Number of Volunteer Firefighters Down in Rural Brazos County

By: Kristen Ross Email
By: Kristen Ross Email

The number of volunteer firefighters heeding the call to serve is down across the state.

State officials say the number of people volunteering has dropped to levels predating a surge brought on by the 9/11 attacks.

The drop is making it even harder for departments to run on a fully volunteered staff, and the state-wide problem has local implications.

To put it in perspective, nationally there's been about an 8 percent drop in volunteer firefighters since the mid 80's.
However, in one rural Brazos County department there's been about a 40 percent drop in the last five years.

Therefore, local departments are having to find new ways to attract volunteers.

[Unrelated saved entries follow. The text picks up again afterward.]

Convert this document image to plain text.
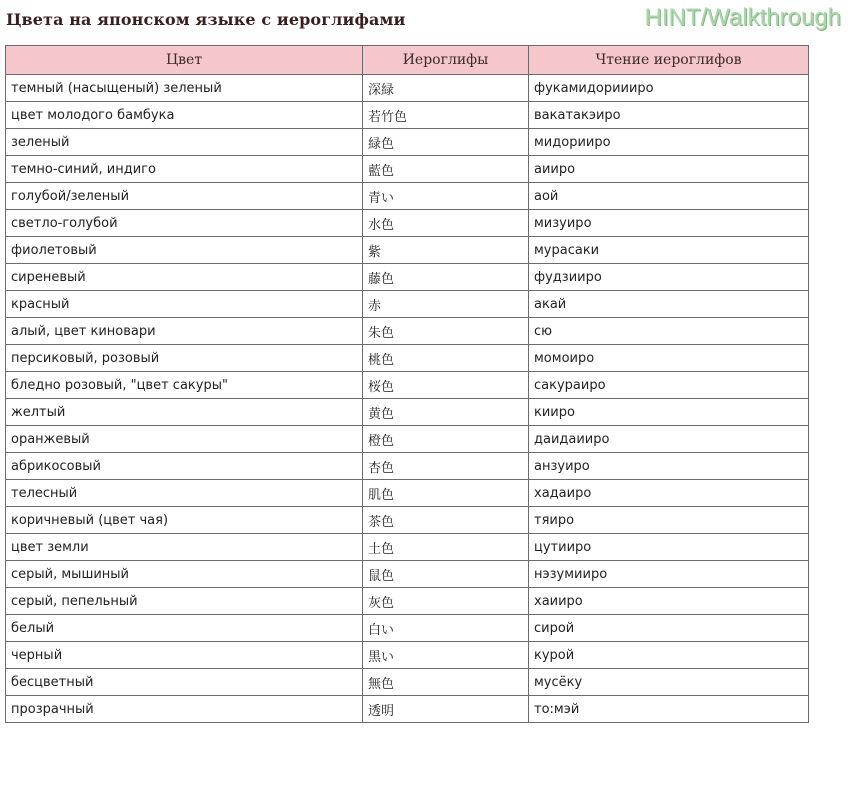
Цвета на японском языке с иероглифами	HINT/Walkthrough
Цвет	Иероглифы	Чтение иероглифов
темный (насыщеный) зеленый	深緑	фукамидориииро
цвет молодого бамбука	若竹色	вакатакэиро
зеленый	緑色	мидорииро
темно-синий, индиго	藍色	аииро
голубой/зеленый	青い	аой
светло-голубой	水色	мизуиро
фиолетовый	紫	мурасаки
сиреневый	藤色	фудзииро
красный	赤	акай
алый, цвет киновари	朱色	сю
персиковый, розовый	桃色	момоиро
бледно розовый, "цвет сакуры"	桜色	сакураиро
желтый	黄色	киирo
оранжевый	橙色	даидаиирo
абрикосовый	杏色	анзуиро
телесный	肌色	хадаиро
коричневый (цвет чая)	茶色	тяиро
цвет земли	土色	цутииро
серый, мышиный	鼠色	нэзумииро
серый, пепельный	灰色	хаииро
белый	白い	сирой
черный	黒い	курой
бесцветный	無色	мусёку
прозрачный	透明	то:мэй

"It's just something I love to do. I was raised around firefighters, I'm a third generation firefighter," Volunteer Firefighter Chet Barker said. "I liked it so much I didn't mind not getting paid for it as well."

Chet Barker is one of a few, bucking a statewide trend that's seeing less and less volunteer firefighters reporting for duty.

"We used to average about 25 volunteer members, we now average about 15," District 2 Fire Chief Merrie Noak said.

Chief Noak says the past five years have been particularly rough on the rural volunteer fire department, because those 15 volunteers have to cover three stations and more than 130 square miles.

"Some of us are wearing two or three caps. Some of us are training officers, assistant chiefs, and firefighters all in one," Noak said. "Some of us take on the responsibility that maybe two or three individuals would have done in the past."

But on the other side of town Fire Chief Emily Staples says for the first time in a while she has all the volunteers she can handle.

"We're at our max right now," Staples said.

Like so many other departments across the state Staples noticed what was holding volunteers back: long hours, little perks and one Big commitment.

So Staples decided to heat things up...

"We have dinners fairly regularly, I'll have BBQ brought in, steak dinners," Staples said. "We pay for any training they want to go through, and their meals, and expenses and things like that."

It's those added benefits Chief Noak is hoping will do away with the volunteer dry spell, that's keeping her county departments all but empty.

"We're looking into incentives, reimbursements in fuel costs due to the rise and increase in diesel and gas," Noak said.

And for Chet Barker, who volunteers alongside his dad, those incentives, and the love for the job are enough to keep him around for the long haul.

"From my point of view, I can't understand why you wouldn't want to do it," Barker said. "It's rewarding, it's fun for me, and there's a lot of friendship involved in it."

Once a person does volunteer it typically takes eight to 10 months of training before they can respond to a fire. So the current deficit is not a quick fix.